Num primeiro encontro, é possível que assuste. Alerto que o ouvinte vai sentir-se desnorteado e irá estranhar os sons que o rodeiam, como se estivesse num aeroporto estrangeiro. Mas, isso tudo passará. Depois de estranhar, irá rapidamente começar a entranhar. O número de instrumentos em ação num qualquer tema pode parecer desmedido e incontável, dado que foram todos triturados num caótico batido e servidos num caos controlado, digamos, tão delicioso quanto as saladas de fruta dos casamentos. A confusa seleção de elementos funde-se num (im)perfeito equilíbrio, fornecendo ao ouvinte sabores inúmeros numa só pratada e levando a dançabilidade a extremos apenas testemunhado nalguns álbuns de Stevie Wonder e de Happy Mondays.
Para ajudar a empurrar gargantas de maior profundidade e maior profundidade de espírito, – receosas em deixar os seus preciosos neurónios ao apodrecimento por causa de uma tão “vazia” atividade quanto dançar – eis as letras, para manter a massa cinzenta entretida enquanto a abanam desvairadamente. A lírica deste projeto acompanha a corrente livre e sem compromisso do instrumental. As letras são inteligentíssimas, mesmo quando tratam lugares-comuns. Um excelente exemplo disso mesmo, “The Fields”, certamente um ponto alto do álbum, impressiona na forma subtil e engenhosa com que aborda o questionamento da religião.

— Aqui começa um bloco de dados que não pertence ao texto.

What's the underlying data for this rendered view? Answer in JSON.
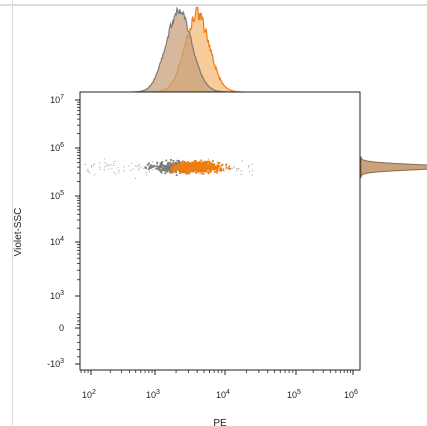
{
  "chart_data": {
    "type": "scatter",
    "title": "",
    "xlabel": "PE",
    "ylabel": "Violet-SSC",
    "x_scale": "biexponential",
    "y_scale": "biexponential",
    "xlim": [
      50,
      1000000
    ],
    "ylim": [
      -1000,
      10000000
    ],
    "x_ticks": [
      {
        "base": "10",
        "exp": "2",
        "value": 100
      },
      {
        "base": "10",
        "exp": "3",
        "value": 1000
      },
      {
        "base": "10",
        "exp": "4",
        "value": 10000
      },
      {
        "base": "10",
        "exp": "5",
        "value": 100000
      },
      {
        "base": "10",
        "exp": "6",
        "value": 1000000
      }
    ],
    "y_ticks": [
      {
        "base": "10",
        "exp": "7",
        "value": 10000000
      },
      {
        "base": "10",
        "exp": "6",
        "value": 1000000
      },
      {
        "base": "10",
        "exp": "5",
        "value": 100000
      },
      {
        "base": "10",
        "exp": "4",
        "value": 10000
      },
      {
        "base": "10",
        "exp": "3",
        "value": 1000
      },
      {
        "base": "0",
        "exp": "",
        "value": 0
      },
      {
        "base": "-10",
        "exp": "3",
        "value": -1000
      }
    ],
    "grid": false,
    "legend": "none",
    "series": [
      {
        "color": "#7a7a7a",
        "hist_fill": "#cfcfcf",
        "x_center": 2200,
        "x_spread_log10": 0.17,
        "y_center": 400000,
        "y_spread_log10": 0.05
      },
      {
        "color": "#f07d12",
        "hist_fill": "#f6c58f",
        "x_center": 4000,
        "x_spread_log10": 0.16,
        "y_center": 400000,
        "y_spread_log10": 0.05
      }
    ],
    "overlap_fill": "#c8a27c",
    "marginal_histograms": [
      "top-x",
      "right-y"
    ]
  }
}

De um modo geral, é de se apontar a perspicácia do estilo “rap cantado” de Marcus, que joga muito bem com o pano de fundo rítmico dos instrumentos e faz com que este receba uma cor diferente ao introduzir as suas pertinentes linhas vocais. A verdade é que, a riqueza lírica de Marcus Browne me foi ofuscada pela enorme envolvência da própria música. Com efeito, atento-vos, antecipadamente, para não induzirem ao mesmo erro. Mesmo que esteja convicto de que as primeiras três vezes na companhia do álbum sejam de pura e simples contemplação instrumental.
O álbum é todo ele muito bom. Por isso, apontar o que, na minha opinião, considero serem os pontos altos ou baixos não vai de forma alguma melhorar as vossas experiências auditivas, e até poderá conduzir ao efeito contrário. Erotic Probiotic 2 é uma cordilheira que cabe ao ouvinte decidir onde localizar os picos e os vales.
Pois bem, aqui vos prescrevo o remédio para os vossos tristonhos e enfezados pés metronómicos. Tomem-no todo os dias, antes, depois e durante as refeições. No duche, ao fazer a cama e na fila de espera do Lidl. Podem ter as overdoses todas que quiserem que só faz bem.